Die Fraktion Grünes Bündnis/Junge Alternative JA! akzeptiert dieses Vorgehen von
Gemeinderat und Polizei nicht. Es kann nicht sein, dass bloss aufgrund diffuser anonymer
Gewaltaufrufe die ganze Stadt in Ausnahmezustand versetzt und die Grundrechte ausser
Kraft gesetzt werden, besonders angesichts der Tatsache, dass die Demo
Organisierenden noch am Freitag, 20.1. um 17.00 Uhr auf der Internetplattform
indymedia zu einer friedlichen Kundgebung aufriefen.

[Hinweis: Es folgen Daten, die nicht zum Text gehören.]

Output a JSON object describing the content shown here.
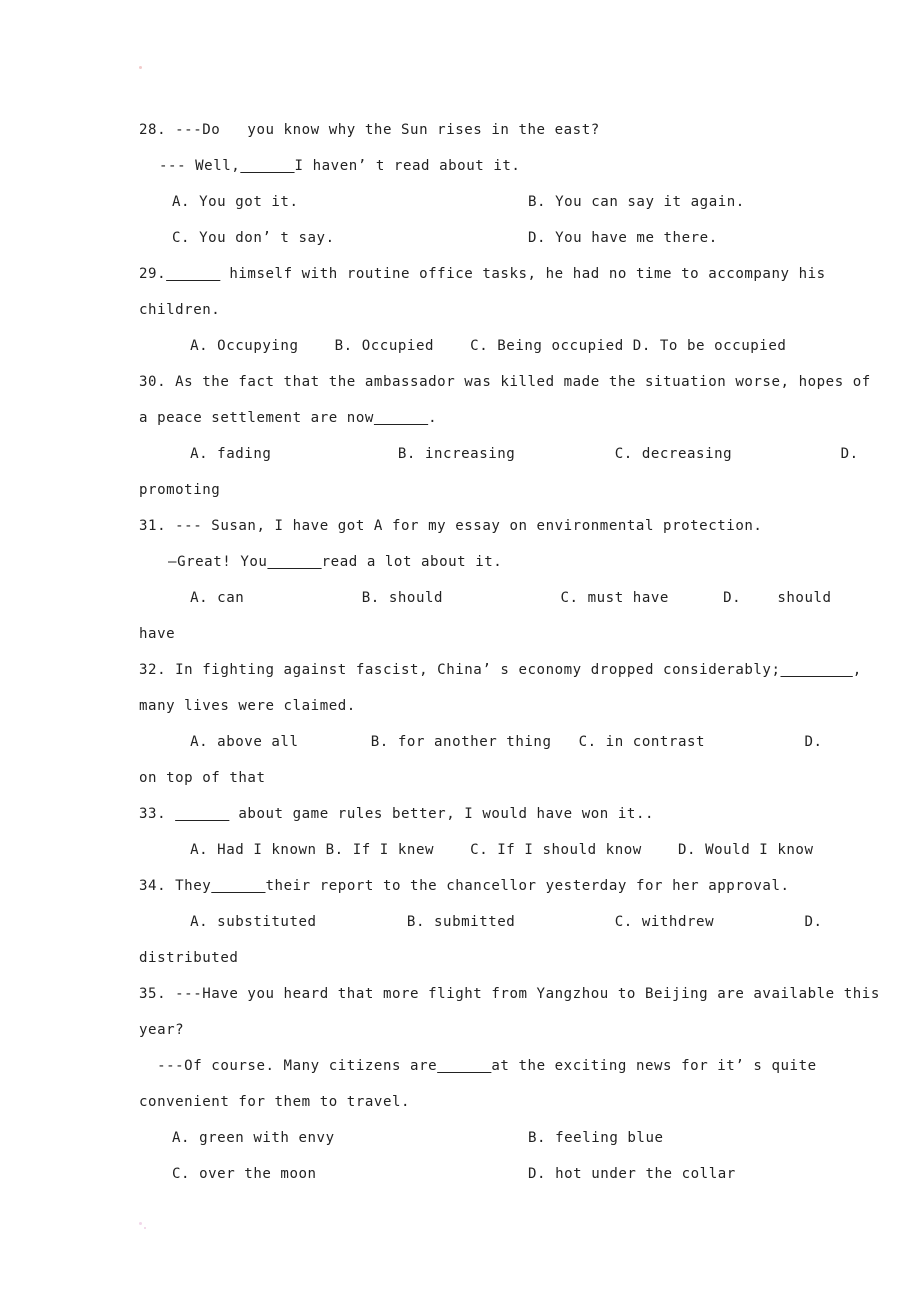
{
  "document": {
    "type": "exam-worksheet",
    "language": "en",
    "page_background": "#ffffff",
    "text_color": "#222222"
  },
  "questions": [
    {
      "number": "28.",
      "stem_lines": [
        "28. ---Do   you know why the Sun rises in the east?",
        "--- Well,______I haven’ t read about it."
      ],
      "option_rows": [
        {
          "left": "A. You got it.",
          "right": "B. You can say it again."
        },
        {
          "left": "C. You don’ t say.",
          "right": "D. You have me there."
        }
      ]
    },
    {
      "number": "29.",
      "stem_lines": [
        "29.______ himself with routine office tasks, he had no time to accompany his",
        "children."
      ],
      "inline_options": "  A. Occupying    B. Occupied    C. Being occupied D. To be occupied"
    },
    {
      "number": "30.",
      "stem_lines": [
        "30. As the fact that the ambassador was killed made the situation worse, hopes of",
        "a peace settlement are now______."
      ],
      "inline_options": "  A. fading              B. increasing           C. decreasing            D.",
      "inline_options_wrap": "promoting"
    },
    {
      "number": "31.",
      "stem_lines": [
        "31. --- Susan, I have got A for my essay on environmental protection.",
        " —Great! You______read a lot about it."
      ],
      "inline_options": "  A. can             B. should             C. must have      D.    should",
      "inline_options_wrap": "have"
    },
    {
      "number": "32.",
      "stem_lines": [
        "32. In fighting against fascist, China’ s economy dropped considerably;________,",
        "many lives were claimed."
      ],
      "inline_options": "  A. above all        B. for another thing   C. in contrast           D.",
      "inline_options_wrap": "on top of that"
    },
    {
      "number": "33.",
      "stem_lines": [
        "33. ______ about game rules better, I would have won it.."
      ],
      "inline_options": "  A. Had I known B. If I knew    C. If I should know    D. Would I know"
    },
    {
      "number": "34.",
      "stem_lines": [
        "34. They______their report to the chancellor yesterday for her approval."
      ],
      "inline_options": "  A. substituted          B. submitted           C. withdrew          D.",
      "inline_options_wrap": "distributed"
    },
    {
      "number": "35.",
      "stem_lines": [
        "35. ---Have you heard that more flight from Yangzhou to Beijing are available this",
        "year?",
        "  ---Of course. Many citizens are______at the exciting news for it’ s quite",
        "convenient for them to travel."
      ],
      "option_rows": [
        {
          "left": "A. green with envy",
          "right": "B. feeling blue"
        },
        {
          "left": "C. over the moon",
          "right": "D. hot under the collar"
        }
      ]
    }
  ]
}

Die Fraktion GB/ JA! bittet den Gemeinderat folgende Fragen zu beantworten:
1. Welchen Beschluss hatte der Gemeinderat vor der Kundgebung gefasst und
aufgrund welcher Informationen?
2. Auf welche Hinweise bezieht sich Sicherheitsdirektor Reto Nause, wenn von einem
„Aufruf zu Gewalttätigkeit“ gesprochen wird? Woher stammt dieser Aufruf? Wie
kann sichergestellt werden, dass er aus Kreisen der Demonstrierenden stammte?
3. Wie hoch sind die Gesamtkosten für den Polizeieinsatz am 21.1.2012?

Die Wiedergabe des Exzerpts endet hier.